Jabbar’s friends were living in desperate conditions and were sick. He convinced them to join him in Calais and take one of the twice-weekly buses leaving for accommodation centres elsewhere.
“I had to take the kids out of the Jungle. They were frozen. They were in the mud. I came to rescue my friends. Look at them. After three months in the Jungle, they are sick. I told them: ‘Why do you want to go to the UK? Try France. The Jungle is not France,’ ” he said.
“I had to take the kids out of the Jungle. They were frozen.”
“I went to see the OFII guys,” he continued, referring to the Office Français de l’Immigration et de l’Intégration. “I asked questions. They told me about the possibility of going to an accommodation centre. I convinced my friends to take the bus to there.”
Two weeks after their arrival in Istres, Jabbar and his two friends have started their asylum claim procedures in France.
Bewar, 27, was on the same bus from Calais to Istres. He was a barber in Mosul before he was forced to flee the city.
“I had a barbershop with friends working with me but I lost everything. Now I have nothing,” he told me during the bus trip. He had left Mosul in January 2015 because it was so dangerous there, particularly for Kurds.
“Sometimes we could not sleep at night when you hear the bombs. Nothing is working on Mosul – no hospitals, no schools – since Daesh arrived. I went to Dohuk. I stayed there but I had nothing there. I went to Turkey. I stayed there two months, then I went to Europe.

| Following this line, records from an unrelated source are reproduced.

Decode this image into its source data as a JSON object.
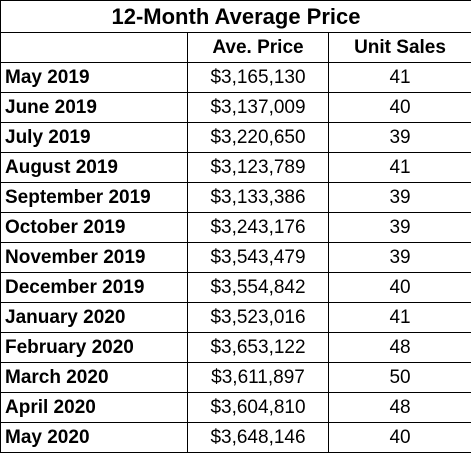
{
  "table": {
    "title": "12-Month Average Price",
    "headers": [
      "",
      "Ave. Price",
      "Unit Sales"
    ],
    "rows": [
      {
        "month": "May 2019",
        "price": "$3,165,130",
        "sales": "41"
      },
      {
        "month": "June 2019",
        "price": "$3,137,009",
        "sales": "40"
      },
      {
        "month": "July 2019",
        "price": "$3,220,650",
        "sales": "39"
      },
      {
        "month": "August 2019",
        "price": "$3,123,789",
        "sales": "41"
      },
      {
        "month": "September 2019",
        "price": "$3,133,386",
        "sales": "39"
      },
      {
        "month": "October 2019",
        "price": "$3,243,176",
        "sales": "39"
      },
      {
        "month": "November 2019",
        "price": "$3,543,479",
        "sales": "39"
      },
      {
        "month": "December 2019",
        "price": "$3,554,842",
        "sales": "40"
      },
      {
        "month": "January 2020",
        "price": "$3,523,016",
        "sales": "41"
      },
      {
        "month": "February 2020",
        "price": "$3,653,122",
        "sales": "48"
      },
      {
        "month": "March 2020",
        "price": "$3,611,897",
        "sales": "50"
      },
      {
        "month": "April 2020",
        "price": "$3,604,810",
        "sales": "48"
      },
      {
        "month": "May 2020",
        "price": "$3,648,146",
        "sales": "40"
      }
    ]
  }
}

I took a small dinghy from Turkey to Lesbos. It was not good. It was difficult. We were 100 with women and children, and pregnant women. I then took a train to Macedonia and then I can’t remember – it was so difficult,” he told me.
Even his name, Bewar, bears testimony to his plight. It means ‘I have no country’. His mother gave it to him when he was born in 1989.
“Kurdish people were in Turkey. We had no country at that time. I was born in Turkey and came back to Dohuk when I was a baby,” he explained.
Bewar says he has no family left. His parents both died before 2002.
“I stay here because I can’t go home.”
Bewar had spent three months in “the Jungle” before taking the bus to Istres. “I am good. I am better here than in the Jungle. I have been trying to go to England for one year,” he told me once we had reached Istres.
“I stay here because I can’t go home. I hope to live, to live good, to work. I don’t want to live a camp life. I don’t like camp life. I want a home. My only hope is not to live in a camp. I want to work. I don’t want to live from generosity of others. I don’t want charity. I want to work,” he added.